There are three different categories for competition in badminton: singles, doubles, and mixed, which is doubles with one boy and one girl. Wang trains and competes in all three, but she prefers playing with a partner.
“For me I think I’m best at mixed and I like mixed a lot, doubles is fun too,” said Wang. She enjoys playing with a partner because “you have to learn how to work with people, in doubles you really need to work together with your teammate and it teaches you how to communicate.”
Her freshman year, Wang sustained an injury in her upper hamstring that left her unable to compete up until her junior year. “It hurt whenever I lunged, and badminton is lunging– if you can’t lunge you can’t play,” said Wang. “So that was really tough because I wanted to keep training and competing, but doing that aggravates the injury and makes it hurt more.”
“It was frustrating because there wasn’t a lot I could do to fix it, it just needed time to heal,” she said. “I did a lot of physical therapy which definitely helped, but it’s not something you can just put a cast on and have heal in two weeks. The waiting was just really frustrating.”
Wang began competing again last year, and this year competed at Junior International Trials, hosted at her club in Boston. She competed in the U19 program where the top two or three athletes or pairs qualify for World Juniors. Wang competed in the doubles category.
“My partner and I originally didn’t qualify because we didn’t place top three,” said Wang, “but some pairs dropped out, and we found out in June that we would get to go to Peru.”
Wang and her partner were the only athletes on the US team from the East Coast. They played their first match against Slovenia.
“We could have beaten them,” said Wang, “but it was both me and my partner’s first time playing in an international tournament and in a gym as nice as this one, so I think we were both really nervous.”
“My partner definitely felt a lot of pressure so she wasn’t playing as well as she normally does, and I was also pretty nervous,” said Wang. “So we lost the match and didn’t get to go on in the tournament, but being there was still a really cool experience.”
Wang said she enjoyed her time at the tournament, and plans to continue pursuing badminton throughout her life.
“This is a sport that I am definitely going to play throughout the rest of my life,” she said. “Probably not as competitively as I’m playing now, but I definitely want to go to a college that has a club team or a club nearby.”

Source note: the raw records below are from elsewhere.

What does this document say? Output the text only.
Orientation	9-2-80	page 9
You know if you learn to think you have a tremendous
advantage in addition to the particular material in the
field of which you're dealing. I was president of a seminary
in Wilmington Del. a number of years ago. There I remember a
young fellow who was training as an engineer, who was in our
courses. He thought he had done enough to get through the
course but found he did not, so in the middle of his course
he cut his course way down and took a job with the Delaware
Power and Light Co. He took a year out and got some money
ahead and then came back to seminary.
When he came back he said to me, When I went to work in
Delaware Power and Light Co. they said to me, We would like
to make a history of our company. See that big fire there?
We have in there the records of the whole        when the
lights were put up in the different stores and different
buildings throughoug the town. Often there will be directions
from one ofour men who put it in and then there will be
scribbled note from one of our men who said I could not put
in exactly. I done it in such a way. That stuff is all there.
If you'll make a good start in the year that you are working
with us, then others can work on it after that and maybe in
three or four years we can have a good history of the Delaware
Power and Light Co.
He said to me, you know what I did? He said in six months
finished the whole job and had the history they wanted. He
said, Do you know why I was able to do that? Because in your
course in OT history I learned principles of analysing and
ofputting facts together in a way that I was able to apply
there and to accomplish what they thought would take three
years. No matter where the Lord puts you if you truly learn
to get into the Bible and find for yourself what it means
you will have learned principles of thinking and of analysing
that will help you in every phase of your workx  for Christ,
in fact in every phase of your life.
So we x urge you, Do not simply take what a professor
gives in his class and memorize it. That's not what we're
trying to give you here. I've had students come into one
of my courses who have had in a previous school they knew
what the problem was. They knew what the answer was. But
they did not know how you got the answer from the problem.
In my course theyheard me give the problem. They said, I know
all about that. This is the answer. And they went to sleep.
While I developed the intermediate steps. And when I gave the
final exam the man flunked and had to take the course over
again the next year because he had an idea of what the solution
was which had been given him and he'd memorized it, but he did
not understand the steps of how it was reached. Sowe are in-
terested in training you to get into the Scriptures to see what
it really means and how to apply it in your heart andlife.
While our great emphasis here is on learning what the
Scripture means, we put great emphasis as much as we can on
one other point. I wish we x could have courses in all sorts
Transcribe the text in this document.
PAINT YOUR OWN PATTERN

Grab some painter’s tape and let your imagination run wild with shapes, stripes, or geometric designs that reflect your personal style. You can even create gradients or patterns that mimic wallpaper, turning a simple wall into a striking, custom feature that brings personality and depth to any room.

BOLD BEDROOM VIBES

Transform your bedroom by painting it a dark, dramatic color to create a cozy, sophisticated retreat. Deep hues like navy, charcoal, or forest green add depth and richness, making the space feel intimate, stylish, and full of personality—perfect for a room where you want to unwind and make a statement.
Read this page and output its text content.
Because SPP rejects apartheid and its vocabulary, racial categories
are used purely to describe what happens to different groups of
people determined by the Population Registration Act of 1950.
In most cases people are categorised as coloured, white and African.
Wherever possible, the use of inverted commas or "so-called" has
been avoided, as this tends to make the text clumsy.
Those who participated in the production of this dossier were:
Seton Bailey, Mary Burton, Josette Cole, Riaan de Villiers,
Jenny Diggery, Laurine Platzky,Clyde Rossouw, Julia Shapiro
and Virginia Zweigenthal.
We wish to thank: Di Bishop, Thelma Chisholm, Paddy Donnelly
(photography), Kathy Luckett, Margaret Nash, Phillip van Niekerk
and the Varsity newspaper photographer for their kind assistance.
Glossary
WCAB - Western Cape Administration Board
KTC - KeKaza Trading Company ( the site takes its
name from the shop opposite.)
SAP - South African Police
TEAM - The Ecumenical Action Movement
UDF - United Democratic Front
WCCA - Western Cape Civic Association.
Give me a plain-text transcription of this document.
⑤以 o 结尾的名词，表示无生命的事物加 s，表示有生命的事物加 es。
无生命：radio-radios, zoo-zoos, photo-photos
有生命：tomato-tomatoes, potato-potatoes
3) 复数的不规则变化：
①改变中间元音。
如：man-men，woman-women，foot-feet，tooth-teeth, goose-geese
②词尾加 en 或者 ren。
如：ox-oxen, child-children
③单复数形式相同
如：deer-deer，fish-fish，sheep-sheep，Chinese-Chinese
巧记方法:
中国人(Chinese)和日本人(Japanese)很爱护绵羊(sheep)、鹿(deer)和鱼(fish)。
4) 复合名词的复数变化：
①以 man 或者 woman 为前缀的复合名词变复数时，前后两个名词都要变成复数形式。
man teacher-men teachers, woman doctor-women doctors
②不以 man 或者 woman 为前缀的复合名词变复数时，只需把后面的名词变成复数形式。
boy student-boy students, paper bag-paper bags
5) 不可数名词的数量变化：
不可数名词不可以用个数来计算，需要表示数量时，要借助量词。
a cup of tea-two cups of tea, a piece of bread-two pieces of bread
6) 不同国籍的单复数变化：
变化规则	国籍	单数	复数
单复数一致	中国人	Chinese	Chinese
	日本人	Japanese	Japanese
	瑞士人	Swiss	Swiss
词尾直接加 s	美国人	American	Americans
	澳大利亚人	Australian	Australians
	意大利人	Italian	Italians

Not only has badminton taught Wang about mental toughness and teamwork, but her injury gave her a look into her possible future as a doctor. “I’ve always wanted to be a doctor,” she said. “Going through the experience of my injury has put me on the receiving end of a lot of medical procedures, X-Rays, MRIs, and everything, and I went through months of therapy with sports medicine doctors and physical therapists and they all helped me so much. Badminton has helped me realize that I do want to become a doctor because I want to help others the way these doctors helped me.”